Yes, third-party cookies have a lot of problems not worth listing here. But let’s not pretend they had no good qualities. In fact, they facilitated a revolutionary, frictionless collaboration between publishers, advertisers and ad tech vendors. All you needed to do to work together was to slap on a cookie matching tag, and voila - you were collaborators. 


And then, of course, it all went too far. When you took unrestricted cookies to their logical conclusion, what you got was a wild west populated by thousands of vendors, all creating intricate and ingenious ways of slicing and dicing audiences and reselling data. The eventual consequence was what we are seeing now: third-party cookies and other public identifiers, having taken a great idea far past the point of good sense, are being wound up and put away in disgrace. 

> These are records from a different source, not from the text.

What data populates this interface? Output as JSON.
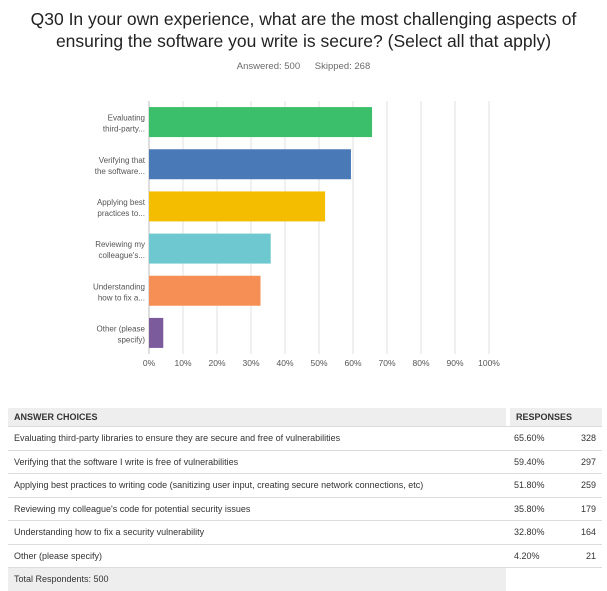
{
  "question": {
    "line1": "Q30 In your own experience, what are the most challenging aspects of",
    "line2": "ensuring the software you write is secure? (Select all that apply)"
  },
  "meta": {
    "answered": "Answered: 500",
    "skipped": "Skipped: 268"
  },
  "chart_data": {
    "type": "bar",
    "orientation": "horizontal",
    "categories": [
      [
        "Evaluating",
        "third-party..."
      ],
      [
        "Verifying that",
        "the software..."
      ],
      [
        "Applying best",
        "practices to..."
      ],
      [
        "Reviewing my",
        "colleague's..."
      ],
      [
        "Understanding",
        "how to fix a..."
      ],
      [
        "Other (please",
        "specify)"
      ]
    ],
    "values": [
      65.6,
      59.4,
      51.8,
      35.8,
      32.8,
      4.2
    ],
    "colors": [
      "#3cbf6b",
      "#4a79b8",
      "#f5bd00",
      "#6dc9cf",
      "#f58f55",
      "#7c5b9c"
    ],
    "xlim": [
      0,
      100
    ],
    "xticks": [
      "0%",
      "10%",
      "20%",
      "30%",
      "40%",
      "50%",
      "60%",
      "70%",
      "80%",
      "90%",
      "100%"
    ],
    "grid": true
  },
  "table": {
    "header_choices": "ANSWER CHOICES",
    "header_responses": "RESPONSES",
    "rows": [
      {
        "choice": "Evaluating third-party libraries to ensure they are secure and free of vulnerabilities",
        "percent": "65.60%",
        "count": "328"
      },
      {
        "choice": "Verifying that the software I write is free of vulnerabilities",
        "percent": "59.40%",
        "count": "297"
      },
      {
        "choice": "Applying best practices to writing code (sanitizing user input, creating secure network connections, etc)",
        "percent": "51.80%",
        "count": "259"
      },
      {
        "choice": "Reviewing my colleague's code for potential security issues",
        "percent": "35.80%",
        "count": "179"
      },
      {
        "choice": "Understanding how to fix a security vulnerability",
        "percent": "32.80%",
        "count": "164"
      },
      {
        "choice": "Other (please specify)",
        "percent": "4.20%",
        "count": "21"
      }
    ],
    "total": "Total Respondents: 500"
  }
}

But still, the frictionless-ness of cookie matching is well worth taking inspiration from - because out of an absence of friction come virtues including openness, interoperability and ease of use. These are the characteristics that the next generation of data collaboration technologies need to retain if they are to become a viable, improved replacement for those building blocks of yesteryear.

 

Data clean rooms are one such example. On the one hand, their transparency and privacy are the antithesis of what cookies became. By using modern, secure cryptographic techniques, you allow the matching of data without ever allowing it to leave the private instance of the platform on which it is shared, whether that is operated by a brand, a publisher or some other data partner.

 

But on the other hand, we also need openness, interoperability and ease of use in the cookieless world, and those are all part of the essence of the solution data clean rooms provide. Here's why:


Ease of use. It has to be easy to set up a collaboration with a partner. It’s insane to imagine that anyone you want to work with should have to be a client of the vendor you use before you can do anything together. For a data clean room to be convenient and viable, any customer needs to be able to collaborate with any non-customer within one. No fuss, no obligations. If it isn’t easy to do, no-one will do it.

 

Interoperability. Data is scattered all over the place. Interoperability with the systems of others is important. The fact is, the whole world won’t be using the same database, no matter how great it is, so the objective of the data collaboration vendor is to make it as easy as possible to work with data from any source: from a martech platform, a database, Amazon Web Services logs, or a customer data platform. Interoperability might be complex, but it should also be a basic requirement.

 

Openness. This needs to go in all directions, and it applies to clean room vendors as much as it applies to brands, publishers and data collaborators. If their customers are to benefit, all clean room vendors must work to implement interoperability with each other. In our case, we are practising what we preach: Optable has published an open-source library that allows anyone to implement the same open cryptographic protocol.


Privacy, security and trust must be the watchwords of data collaboration from now on. But just because data clean rooms are secure, decentralized and designed to work without third-party cookies, does not mean they should not borrow the best qualities cookies once brought to the market.

In fact, only by doing so will they emerge as the best data collaboration solution for a cookieless world.